Concord Farmer's Market

Then this afternoon I went to the Portsmouth Harbor Lighthouse to see the sights. This is a significant drive away from Concord.
Portsmouth Harbour Lighthouse

As I was leaving the lighthouse I suddenly saw a Samoyed. I had seen a Samoyed that morning in Concord. Samoyeds are not a common breed in these parts. Also, the owner looked familiar. We briefly spoke and realized that we had seen each other that morning at the Farmer’s Market in Concord.
Sergei the Samoyed

And to think, I never would have realized we had seen each other earlier in the day if she had not brought her dog. I have a much better memory for dogs than people faces.

Note: For those who read this blog, not familiar with New Hampshire Concord and Newcastle are over an hour apart on the shortest route possible.

August 6, 2009

Top 15 For Outdoor Kids

Filed under: Life — Tags: , , , — Miriam @ 6:00 pm

Manchester Skyline

New Hampshire has once again topped the list of Best place to raise kids in the United States. It’s the fifth year in a row that we have earned that honour. The article cites the relative wealth and education of residents of New Hampshire as a factor.

In addition Manchester, New Hampshire, the closest city to my home has made a list that I would consider to be prestigious. Backpacker Magazine put out a list of the Best Cities to Raise Outdoor Kids. Manchester is #14 on a list that includes big name outdoor places (in brackets the first thing that comes to my mind) such as Boulder, CO (climbing), Jackson, WY (skiing), Flagstaff, AZ (canyoneering), Juneau, AK (just about anything Winter) and Seattle, WA (mountaineering).

Manchester is also the largest city in New England to make the list. Burlington, Vermont (#8), Portland, Maine (#12), and Lebanon, New Hampshire (#10), also get nods higher on the list. Conway, New Hampshire gets a special nod for Best Place to Raise an Ice Climber, and Rutland, Vermont get the award for Best Place to Raise a Thru Hiker.

I completely agree with Manchester (and bedroom communities like Candia) as an excellent area to raise outdoor kids. The White Mountains are within two hours of the city for relatively major hiking, skiing, and ice climbing. Major climbing areas like Rumney and Whitehorse/Cathedral are relatively close and compliment the many smaller closer crags including the known for Bouldering Pawtuckaway state park.
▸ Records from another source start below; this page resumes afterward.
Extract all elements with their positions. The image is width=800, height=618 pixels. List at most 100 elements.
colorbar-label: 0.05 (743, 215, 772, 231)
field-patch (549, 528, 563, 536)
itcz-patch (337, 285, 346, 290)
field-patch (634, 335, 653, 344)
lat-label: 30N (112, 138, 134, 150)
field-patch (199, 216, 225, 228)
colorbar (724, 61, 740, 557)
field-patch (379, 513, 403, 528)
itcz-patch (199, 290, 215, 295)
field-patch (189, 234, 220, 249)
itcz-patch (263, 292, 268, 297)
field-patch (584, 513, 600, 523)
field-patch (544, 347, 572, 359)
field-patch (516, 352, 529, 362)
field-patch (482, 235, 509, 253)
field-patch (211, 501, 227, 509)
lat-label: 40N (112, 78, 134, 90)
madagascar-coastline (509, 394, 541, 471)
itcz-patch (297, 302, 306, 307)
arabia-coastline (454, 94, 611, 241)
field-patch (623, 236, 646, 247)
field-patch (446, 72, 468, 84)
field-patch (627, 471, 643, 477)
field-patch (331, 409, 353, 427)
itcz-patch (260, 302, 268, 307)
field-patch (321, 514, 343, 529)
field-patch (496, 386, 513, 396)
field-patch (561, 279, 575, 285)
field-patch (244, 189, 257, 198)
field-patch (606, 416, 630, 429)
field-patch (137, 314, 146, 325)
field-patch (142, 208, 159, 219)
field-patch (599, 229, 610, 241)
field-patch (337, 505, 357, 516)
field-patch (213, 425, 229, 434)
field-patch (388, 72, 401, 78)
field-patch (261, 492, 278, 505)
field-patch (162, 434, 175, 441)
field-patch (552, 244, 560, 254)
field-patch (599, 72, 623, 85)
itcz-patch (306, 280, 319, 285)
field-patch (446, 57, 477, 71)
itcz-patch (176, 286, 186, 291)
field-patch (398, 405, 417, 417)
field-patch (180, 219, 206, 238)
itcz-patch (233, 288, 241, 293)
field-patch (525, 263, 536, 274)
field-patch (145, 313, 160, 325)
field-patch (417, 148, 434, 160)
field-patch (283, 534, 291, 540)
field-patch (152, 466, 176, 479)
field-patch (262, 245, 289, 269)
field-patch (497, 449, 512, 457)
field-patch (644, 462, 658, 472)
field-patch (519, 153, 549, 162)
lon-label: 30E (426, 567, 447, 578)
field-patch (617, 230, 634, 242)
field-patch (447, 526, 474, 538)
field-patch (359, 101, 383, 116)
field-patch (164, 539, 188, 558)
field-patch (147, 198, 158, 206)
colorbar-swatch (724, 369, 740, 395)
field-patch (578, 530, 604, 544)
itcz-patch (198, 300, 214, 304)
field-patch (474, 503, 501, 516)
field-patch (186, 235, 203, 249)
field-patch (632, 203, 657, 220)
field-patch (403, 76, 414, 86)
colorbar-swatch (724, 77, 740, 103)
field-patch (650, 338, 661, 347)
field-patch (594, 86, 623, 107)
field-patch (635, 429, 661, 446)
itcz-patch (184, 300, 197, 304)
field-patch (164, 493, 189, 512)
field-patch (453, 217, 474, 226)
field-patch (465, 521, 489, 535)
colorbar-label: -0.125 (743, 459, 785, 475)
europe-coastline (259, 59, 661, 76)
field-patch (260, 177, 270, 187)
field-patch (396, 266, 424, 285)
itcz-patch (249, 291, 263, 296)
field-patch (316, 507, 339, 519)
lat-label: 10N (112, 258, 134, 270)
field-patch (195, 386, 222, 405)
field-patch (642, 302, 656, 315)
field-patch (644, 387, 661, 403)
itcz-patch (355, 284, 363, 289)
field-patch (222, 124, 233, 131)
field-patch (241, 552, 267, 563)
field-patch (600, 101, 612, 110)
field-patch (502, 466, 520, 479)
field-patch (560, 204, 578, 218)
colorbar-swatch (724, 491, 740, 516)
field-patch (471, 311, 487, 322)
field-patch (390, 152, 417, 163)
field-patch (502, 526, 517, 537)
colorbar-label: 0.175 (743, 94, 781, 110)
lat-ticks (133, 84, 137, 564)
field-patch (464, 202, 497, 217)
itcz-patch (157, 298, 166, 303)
A relatively wet state New Hampshire has many small rivers and lakes perfect for Kayaking (both flat water and whitewater), Canoeing, Swimming and Fishing. Our small ocean shore, only an hour from Manchester also allows for some Ocean kayaking.

The winters in New Hampshire also allow for a great deal of snow adventures. Raising kids to snowshoe, alpine ski, snowboard, cross-country ski, mountaineer or ice climb assures that they look forward to the snow instead of entering the World of dread. All these activities are available in New Hampshire. And to those who don’t believe that Mountaineering is actually available in our short mountain state, spend some time on the presidential range in the White Mountains.

Cyclists even seem to enjoy the region around Manchester, I regularly see road bikes on my road. And I get out of the way of Mountain Bikes in Bear Brook and Massebesic Lake Conservation area. I’m sure there is even downhill biking in the Northern Parts of the state.

Of course you cannot raise an outdoor kid without getting outdoors yourself. But even residents who partake in nature walks in the many conservation areas and state parks in the area on a regular basis are bound to get at least a little bit of enthusiasm from the youngsters.

That being said, residents of Northern New England. Get those kids outside. The resources in our area are amazing and endless!